FDA-Approved Drugs Containing D-Amino Acids: A Historical and Developmental Perspective
Tran L, Nguyen TD, Gad AG, Shaaban E, Tai TH, Tram NT, Nguyen Khanh Tran H, Le MT, +1 more
Drug Development Research (2026)
More than twenty FDA-approved drugs incorporate at least one D-amino acid; bremelanotide ([PT-141](/peptides/pt-141)) — the cyclic heptapeptide melanocortin agonist approved for hypoactive sexual desire disorder — is one of them, and the chemistry that made approval possible is the same chemistry the gray-market melanocortin landscape now leans on.

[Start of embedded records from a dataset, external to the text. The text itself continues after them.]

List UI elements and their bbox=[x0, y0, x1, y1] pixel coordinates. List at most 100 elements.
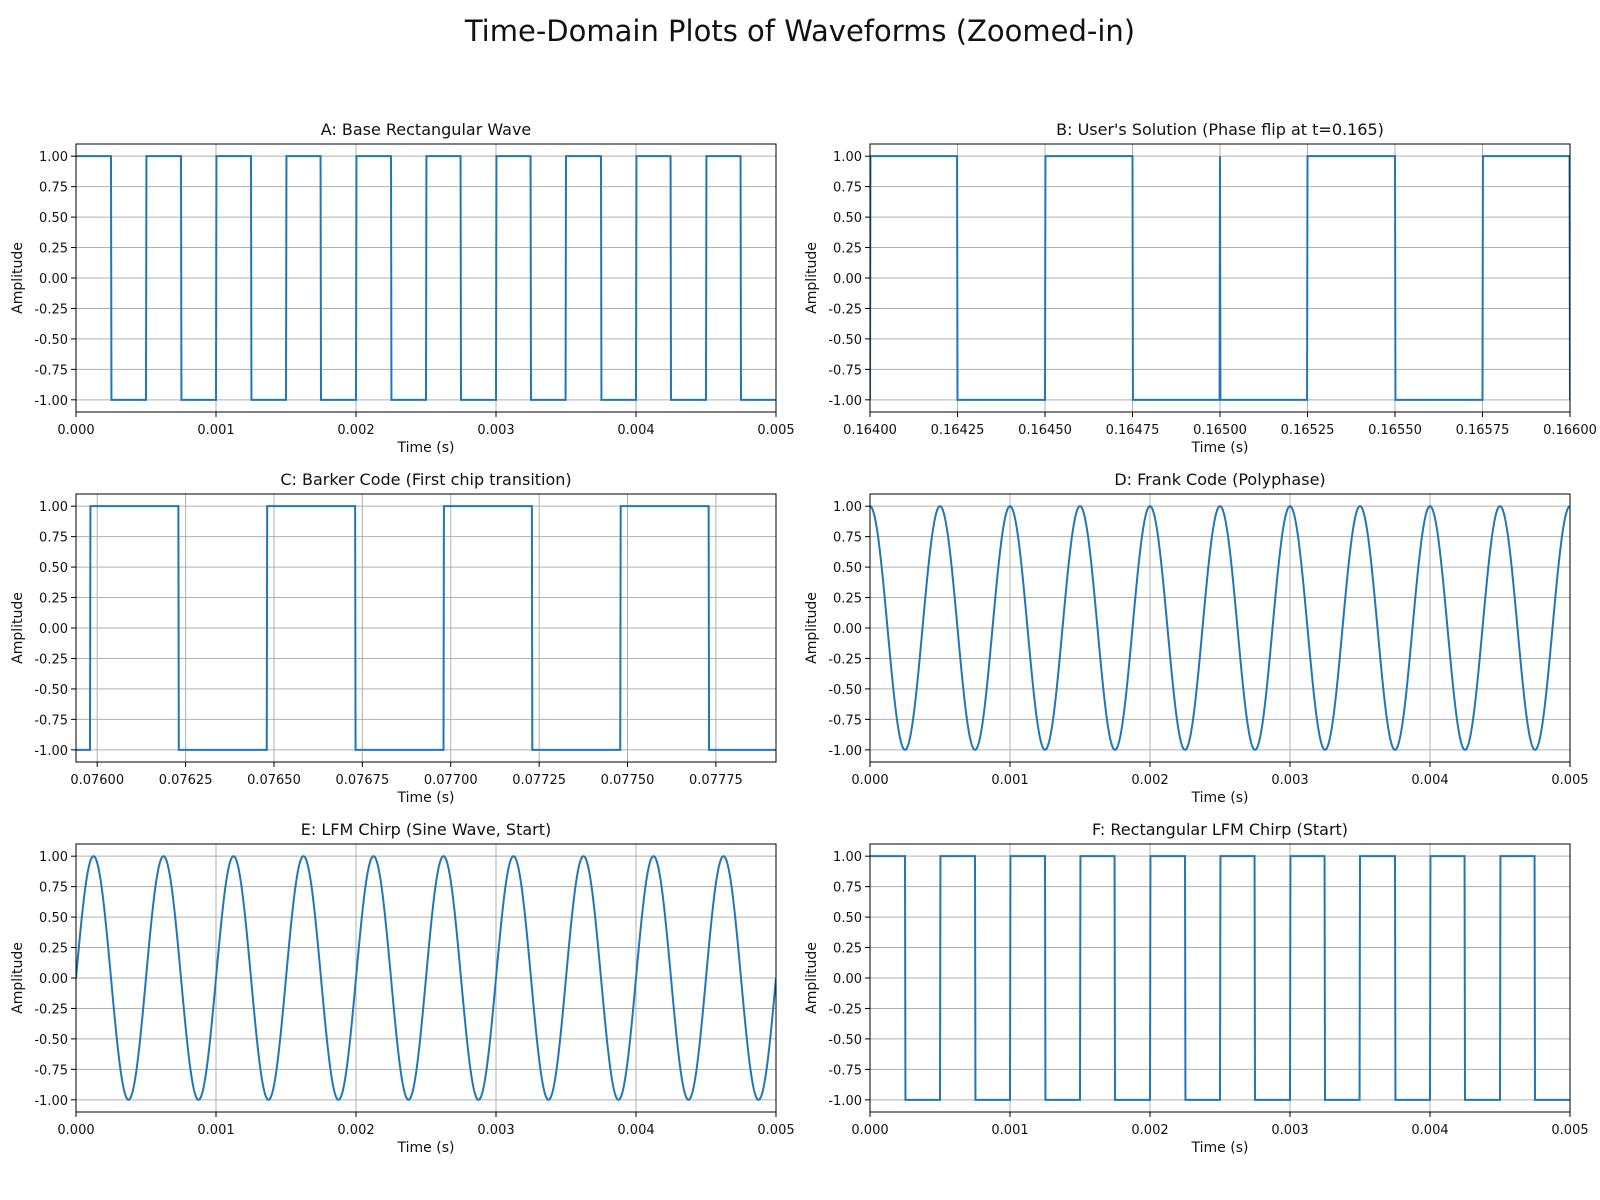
y-tick-label: -0.75 bbox=[34, 363, 68, 378]
x-tick-label: 0.16500 bbox=[1193, 423, 1247, 438]
x-tick-label: 0.001 bbox=[991, 1123, 1028, 1138]
series-line bbox=[870, 505, 1570, 751]
x-tick-label: 0.005 bbox=[1551, 773, 1588, 788]
x-tick-label: 0.07700 bbox=[424, 773, 478, 788]
y-tick-label: 0.25 bbox=[833, 592, 862, 607]
x-tick-label: 0.005 bbox=[757, 1123, 794, 1138]
y-tick-label: 1.00 bbox=[833, 500, 862, 515]
x-tick-label: 0.16550 bbox=[1368, 423, 1422, 438]
x-tick-label: 0.004 bbox=[1411, 1123, 1448, 1138]
y-tick-label: 0.75 bbox=[39, 881, 68, 896]
y-tick-label: 0.50 bbox=[833, 211, 862, 226]
x-axis-label: Time (s) bbox=[1191, 440, 1249, 456]
y-tick-label: -1.00 bbox=[34, 744, 68, 759]
x-tick-label: 0.002 bbox=[1131, 1123, 1168, 1138]
series-line bbox=[76, 505, 776, 751]
x-tick-label: 0.002 bbox=[337, 423, 374, 438]
x-tick-label: 0.16575 bbox=[1456, 423, 1510, 438]
x-tick-label: 0.07775 bbox=[689, 773, 743, 788]
y-tick-label: -0.50 bbox=[34, 333, 68, 348]
y-tick-label: 0.25 bbox=[39, 942, 68, 957]
y-axis-label: Amplitude bbox=[10, 942, 26, 1014]
x-axis-label: Time (s) bbox=[1191, 1140, 1249, 1156]
x-tick-label: 0.004 bbox=[617, 423, 654, 438]
x-tick-label: 0.005 bbox=[1551, 1123, 1588, 1138]
x-tick-label: 0.16425 bbox=[931, 423, 985, 438]
x-tick-label: 0.07675 bbox=[335, 773, 389, 788]
y-tick-label: 0.50 bbox=[833, 911, 862, 926]
x-tick-label: 0.16475 bbox=[1106, 423, 1160, 438]
y-axis-label: Amplitude bbox=[804, 242, 820, 314]
y-axis-label: Amplitude bbox=[804, 592, 820, 664]
subplot-c: 1.00 0.75 0.50 0.25 0.00 -0.25 -0.50 -0.75 -1.00… bbox=[10, 470, 777, 806]
x-tick-label: 0.003 bbox=[477, 423, 514, 438]
x-tick-label: 0.16400 bbox=[843, 423, 897, 438]
x-tick-label: 0.07725 bbox=[512, 773, 566, 788]
plot-frame bbox=[869, 143, 1571, 413]
x-tick-label: 0.16600 bbox=[1543, 423, 1597, 438]
y-tick-label: -0.75 bbox=[34, 1063, 68, 1078]
y-tick-label: 0.75 bbox=[39, 531, 68, 546]
x-tick-label: 0.07600 bbox=[70, 773, 124, 788]
y-tick-label: 0.00 bbox=[39, 622, 68, 637]
y-tick-label: 0.25 bbox=[833, 942, 862, 957]
y-tick-label: 0.00 bbox=[833, 622, 862, 637]
x-tick-label: 0.000 bbox=[57, 423, 94, 438]
y-tick-label: -0.25 bbox=[34, 302, 68, 317]
y-tick-label: 1.00 bbox=[833, 150, 862, 165]
y-tick-label: -0.50 bbox=[828, 1033, 862, 1048]
x-tick-label: 0.000 bbox=[851, 1123, 888, 1138]
y-tick-label: 0.75 bbox=[833, 531, 862, 546]
y-tick-label: -0.25 bbox=[34, 652, 68, 667]
y-tick-label: 1.00 bbox=[833, 850, 862, 865]
y-tick-label: 0.50 bbox=[833, 561, 862, 576]
figure-title: Time-Domain Plots of Waveforms (Zoomed-i… bbox=[464, 14, 1136, 48]
x-tick-label: 0.07650 bbox=[247, 773, 301, 788]
x-axis-label: Time (s) bbox=[397, 440, 455, 456]
series-line bbox=[870, 155, 1570, 401]
plot-frame bbox=[75, 143, 777, 413]
y-axis-label: Amplitude bbox=[10, 592, 26, 664]
x-tick-label: 0.07625 bbox=[159, 773, 213, 788]
x-tick-label: 0.004 bbox=[1411, 773, 1448, 788]
y-tick-label: -1.00 bbox=[34, 1094, 68, 1109]
y-tick-label: 1.00 bbox=[39, 850, 68, 865]
x-axis-label: Time (s) bbox=[1191, 790, 1249, 806]
subplot-a: 1.00 0.75 0.50 0.25 0.00 -0.25 -0.50 -0.75 -1.00… bbox=[10, 120, 795, 456]
y-tick-label: -1.00 bbox=[34, 394, 68, 409]
x-tick-label: 0.002 bbox=[337, 1123, 374, 1138]
y-tick-label: -0.75 bbox=[828, 363, 862, 378]
y-tick-label: -0.75 bbox=[34, 713, 68, 728]
y-tick-label: -1.00 bbox=[828, 744, 862, 759]
y-tick-label: 0.50 bbox=[39, 561, 68, 576]
subplot-title: D: Frank Code (Polyphase) bbox=[1114, 470, 1325, 489]
y-tick-label: 1.00 bbox=[39, 500, 68, 515]
y-tick-label: 0.25 bbox=[39, 592, 68, 607]
x-tick-label: 0.16525 bbox=[1281, 423, 1335, 438]
x-tick-label: 0.002 bbox=[1131, 773, 1168, 788]
plot-frame bbox=[869, 493, 1571, 763]
plot-frame bbox=[75, 843, 777, 1113]
x-tick-label: 0.001 bbox=[197, 423, 234, 438]
y-tick-label: -0.50 bbox=[828, 333, 862, 348]
y-tick-label: 0.50 bbox=[39, 211, 68, 226]
x-tick-label: 0.000 bbox=[851, 773, 888, 788]
x-tick-label: 0.001 bbox=[991, 773, 1028, 788]
y-tick-label: 0.00 bbox=[39, 272, 68, 287]
series-line bbox=[870, 855, 1570, 1101]
subplot-e: 1.00 0.75 0.50 0.25 0.00 -0.25 -0.50 -0.75 -1.00… bbox=[10, 820, 795, 1156]
x-tick-label: 0.16450 bbox=[1018, 423, 1072, 438]
plot-frame bbox=[75, 493, 777, 763]
subplot-title: C: Barker Code (First chip transition) bbox=[280, 470, 571, 489]
subplot-title: A: Base Rectangular Wave bbox=[321, 120, 532, 139]
x-tick-label: 0.001 bbox=[197, 1123, 234, 1138]
series-line bbox=[76, 155, 776, 401]
x-axis-label: Time (s) bbox=[397, 790, 455, 806]
y-tick-label: -1.00 bbox=[828, 394, 862, 409]
series-line bbox=[76, 855, 776, 1101]
y-tick-label: -0.50 bbox=[828, 683, 862, 698]
y-tick-label: 0.75 bbox=[833, 181, 862, 196]
x-tick-label: 0.003 bbox=[1271, 1123, 1308, 1138]
y-tick-label: -0.25 bbox=[34, 1002, 68, 1017]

Tran and colleagues at the University of Health Sciences (Vietnam National University Ho Chi Minh City) and the Online Research Club international consortium published a historical and developmental review in Drug Development Research tracing the appearance of D-amino-acid–containing drugs in the FDA-approved pharmacopoeia from the mid-twentieth century to the present. The review is narrative rather than systematic, with no formal search protocol or PRISMA framing, but it consolidates a body of medicinal-chemistry history that is otherwise dispersed across structural-biology and peptide-synthesis literature.
The review counts more than twenty FDA-approved drugs that incorporate at least one D-amino-acid residue, including the natural product gramicidin D, and the synthetic analogues desmopressin, leuprolide, bremelanotide, and etelcalcetide — the last of which is described as the first fully D-amino-acid peptide to receive FDA approval. The biochemical rationale is shared across the class: D-amino-acid substitution confers resistance to proteolytic degradation by mammalian peptidases, increases conformational rigidity (which can sharpen receptor selectivity), and reduces immunogenicity relative to the all-L equivalents. Solid-phase peptide synthesis and the conceptual frame of mirror-image phage display are credited as the enabling technologies that turned this design strategy from theoretical advantage to manufacturable drug.
For the PT-141 / bremelanotide page on this site, the review provides regulatory and historical context that explains why bremelanotide could be developed into an approvable drug at all: the cyclic heptapeptide melanocortin agonist incorporates a D-amino-acid substitution that buys enough plasma half-life and protease resistance to make subcutaneous dosing viable. The same chemistry underlies the broader class of off-label melanocortin agonists that circulate outside regulated channels and that the Diamond, Pfaus, Kingsberg, and Simon entries in this corpus address from different angles.
This is a narrative review by a group whose primary expertise is medicinal chemistry and infectious-disease pharmacology rather than melanocortin pharmacology specifically — bremelanotide is one of several illustrative examples rather than the focus. The review does not provide a head-to-head safety or efficacy comparison across the D-amino-acid–containing peptide drugs, and it does not engage with the gray-market analogue landscape (Melanotan I, Melanotan II) where D-amino-acid chemistry has been used to extend half-life without the regulatory and clinical-trial infrastructure that produced bremelanotide.
The publication is in Drug Development Research, a Wiley journal of medicinal-chemistry-adjacent scope; the article is indexed for MEDLINE. There is no disclosed commercial sponsorship and no declared conflict of interest related to bremelanotide specifically. As a Tier 2 narrative review, the entry is useful for situating the chemistry of bremelanotide within the broader regulatory peptide landscape, but should not be cited as a primary source for melanocortin pharmacology or for clinical claims about hypoactive sexual desire disorder treatment — for those, defer to Kingsberg et al. 2019 RECONNECT and the Simon 2019 long-term safety data already in the corpus.